Per superare la crisi è necessario anche trattenere le persone meno giovani nel mercato occupazionale, dando loro l'opportunità di sfruttare l'esperienza acquisita nel corso del tempo, di migliorarla anche attraverso la formazione e di continuare ad essere una risorsa per la società.
I profondi mutamenti demografici degli ultimi decenni si ripercuotono inevitabilmente sul lavoro. La popolazione è cambiata non solo quantitativamente, vedendo aumentare il numero dei residenti, ma soprattutto se ne è modificata la struttura e le relazioni familiari e sociali.
L'Italia è uno dei Paesi più vecchi d'Europa, la quota di anziani è aumentata negli anni e le previsioni demografiche ne indicano un ulteriore incremento. In Veneto il numero di ultra 65enni è di oltre 982 mila unità, il 20% circa della popolazione, e da qui a vent'anni si prevede aumenteranno ancora (+45%) tanto da arrivare nel 2030 a oltre un quarto della popolazione.
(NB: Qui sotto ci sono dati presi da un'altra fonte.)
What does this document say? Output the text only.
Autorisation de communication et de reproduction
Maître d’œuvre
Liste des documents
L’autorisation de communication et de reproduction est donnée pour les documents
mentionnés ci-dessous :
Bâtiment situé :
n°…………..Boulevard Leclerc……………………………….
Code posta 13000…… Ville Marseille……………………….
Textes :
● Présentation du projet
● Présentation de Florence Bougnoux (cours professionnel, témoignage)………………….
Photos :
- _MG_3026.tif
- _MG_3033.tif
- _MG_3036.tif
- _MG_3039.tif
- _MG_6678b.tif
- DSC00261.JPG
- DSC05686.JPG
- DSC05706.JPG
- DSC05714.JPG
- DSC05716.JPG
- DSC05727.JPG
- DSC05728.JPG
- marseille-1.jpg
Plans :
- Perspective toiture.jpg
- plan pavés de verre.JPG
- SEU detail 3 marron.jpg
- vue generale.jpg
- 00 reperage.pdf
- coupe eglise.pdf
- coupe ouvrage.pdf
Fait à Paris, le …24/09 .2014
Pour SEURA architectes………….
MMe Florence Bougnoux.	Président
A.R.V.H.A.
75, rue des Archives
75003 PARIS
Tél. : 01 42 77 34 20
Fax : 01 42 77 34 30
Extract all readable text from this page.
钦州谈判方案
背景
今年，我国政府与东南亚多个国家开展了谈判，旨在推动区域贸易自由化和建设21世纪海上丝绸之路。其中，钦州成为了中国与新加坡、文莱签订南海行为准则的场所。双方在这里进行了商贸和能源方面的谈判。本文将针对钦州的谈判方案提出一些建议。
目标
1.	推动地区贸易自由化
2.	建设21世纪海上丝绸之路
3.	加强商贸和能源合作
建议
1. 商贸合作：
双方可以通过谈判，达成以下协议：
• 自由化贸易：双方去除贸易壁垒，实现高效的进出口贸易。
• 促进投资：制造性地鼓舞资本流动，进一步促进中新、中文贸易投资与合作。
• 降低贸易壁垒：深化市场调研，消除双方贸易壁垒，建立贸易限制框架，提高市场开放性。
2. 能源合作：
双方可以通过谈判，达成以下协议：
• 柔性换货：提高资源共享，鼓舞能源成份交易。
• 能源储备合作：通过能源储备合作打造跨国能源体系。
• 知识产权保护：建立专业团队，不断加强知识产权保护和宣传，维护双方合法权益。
Il progressivo invecchiamento della popolazione si deve soprattutto all'allungamento della vita media, risultato delle migliori condizioni di vita raggiunte e dei continui progressi della medicina: in Veneto le donne vivono in media fino a 85 anni, mentre gli uomini fino a 79,6, tuttavia nel tempo il gap tra generi va riducendosi progressivamente.
La speranza di vita per le donne è ancora maggiore, anche se dal 2000 al 2010 si osserva un maggior guadagno in anni di vita per gli uomini. Le differenze che si osservano tra uomini e donne si invertono quando si prende in considerazione la qualità degli anni vissuti: nel 2005, sebbene le donne abbiano una vita media di circa 6 anni più elevata degli uomini, hanno in media 8,5 anni in più da vivere non in buona salute (33,2 anni rispetto 24,7 degli uomini). (Tabella 3.3.1)
Lavorare più a lungo
Di conseguenza in Italia si registra un intreccio particolarmente complesso tra la situazione demografica e il mercato del lavoro. La combinazione di longevità in aumento e di minore fertilità porta a un peggioramento del rapporto di dipendenza: diminuisce la popolazione in età lavorativa e, conseguentemente, l'offerta di lavoro potenziale e la crescita economica, producendo tra l'altro effetti significativi anche sul piano sociale e sanitario del Paese.
L'invecchiamento della popolazione si preannuncia quindi come una delle principali sfide che l'Unione Europea si troverà ad affrontare nei prossimi anni, ancor più l'Italia con l'avvicinarsi all'età pensionabile della folta schiera dei figli del baby-boom. Se oggi si contano 30 anziani ogni 100 persone in età lavorativa, nel 2030 la quota potrebbe salire al 40%. E anche l'indice di ricambio della popolazione attiva, un indicatore demografico usato per misurare le opportunità occupazionali per i giovani derivanti dai posti di lavoro lasciati liberi da chi si accinge ad andare in pensione, suggerisce un'ulteriore criticità. Nel 2010 raggiunge in Veneto quota 139% (130,3% in Italia), vale a dire che le persone potenzialmente in uscita dal mercato del lavoro sono quasi il 40% in più di quelle in entrata, segnalando la difficoltà del Paese a mantenere costante la propria capacità lavorativa.
All'elevato tasso di invecchiamento della popolazione corrisponde, poi, una presenza della popolazione attiva nelle classi di età da lavoro più anziane modesta.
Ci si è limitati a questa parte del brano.